张宗兴看着她,看着她眼底那深不见底的期盼和恐惧,心里涌起一阵细细的疼。
他伸出手,把她揽进怀里。
“能。”他说,“一定能。”
李婉宁靠在他肩上,闭上眼睛。
月光下,三个人紧紧靠在一起。
远处,山梁上,一个身影静静站着。
周铁山放下望远镜,嘴角弯起一个弧度。
“找到了。”
他转过身,对身后的通讯员说:
“通知队伍,天亮出发,去接应张团长他们。”
“是!”
同一时刻,延安,枣园后沟。
周站在窑洞里,看着墙上那张巨幅地图。地图上,一条红线从石家庄蜿蜒向西,穿过太行山,指向延安。
秘书走进来,轻声说:
“周铁山同志发来电报,已经找到张团长他们的踪迹。明天就能会合。”
周点了点头,没有说话。
沉默了很久,他忽然问:
“重庆来的人,安排好了吗?”
“安排好了。住在交际处,等着见张团长。”
周的目光落在地图上,落在那条红线的尽头。
“宗兴,”他低声说,“快回来吧。有人等着你。”
上海,杜公馆。
杜月笙坐在书房里,手里拿着一份电报。电文很短,只有几个字:
“张已脱险,正返延安。”
他看了一遍,又看了一遍,然后放下电文,长长地吐出一口气。
“好。”他说,“好。”
阿荣站在一旁,小心翼翼地问:“先生,要不要给张先生发个电报?”
杜月笙摇了摇头。
“不用。让他安心赶路。等到了延安再说。

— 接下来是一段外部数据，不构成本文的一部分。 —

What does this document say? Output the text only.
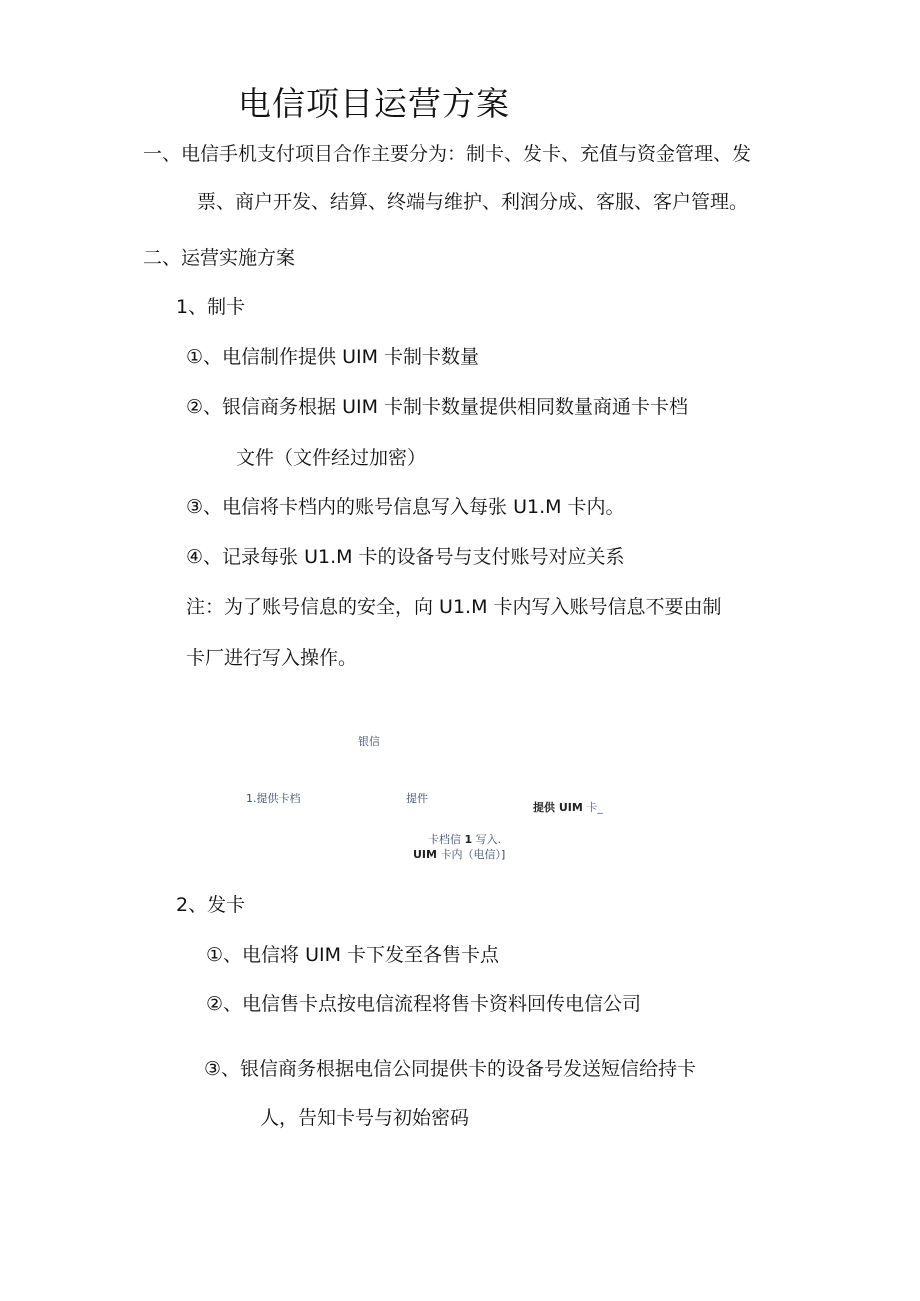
电信项目运营方案
一、电信手机支付项目合作主要分为：制卡、发卡、充值与资金管理、发
票、商户开发、结算、终端与维护、利润分成、客服、客户管理。
二、运营实施方案
1、制卡
①、电信制作提供 UIM 卡制卡数量
②、银信商务根据 UIM 卡制卡数量提供相同数量商通卡卡档
文件（文件经过加密）
③、电信将卡档内的账号信息写入每张 U1.M 卡内。
④、记录每张 U1.M 卡的设备号与支付账号对应关系
注：为了账号信息的安全，向 U1.M 卡内写入账号信息不要由制
卡厂进行写入操作。
银信
1.提供卡档	提件
提供 UIM 卡_
卡档信 1 写入.
UIM 卡内（电信）]
2、发卡
①、电信将 UIM 卡下发至各售卡点
②、电信售卡点按电信流程将售卡资料回传电信公司
③、银信商务根据电信公同提供卡的设备号发送短信给持卡
人，告知卡号与初始密码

”
他站起身,走到窗前,望着外面的夜色。
法租界的霓虹依旧闪烁,黄浦江上依旧有船只往来,仿佛战争离这里很远。
“宗兴,”他低声说,“你小子命真硬。”
香港,司徒公馆。
司徒美堂已经睡了。助手轻轻推开门,把一封电报放在他床头。
老人醒了,戴上老花镜,看了看电报。然后他笑了。
那笑容很淡,淡得像月光,却透着说不出的欣慰。
“这孩子,”他低声说,“好样的。”
他躺下,闭上眼睛,很快就睡着了。
这一夜,他睡得很安稳。
太行山深处,篝火渐渐熄灭。
天边,泛起了一丝鱼肚白。
张宗兴睁开眼睛,看着渐渐亮起来的天空。
苏婉清和李婉宁还靠在他身上,睡得很沉。
他没有动。
他只是看着那片越来越亮的天空,看着那些渐渐显现的山峦轮廓,心里涌起一阵说不清的感慨。
这条路,走得艰难,但终于快走到头了。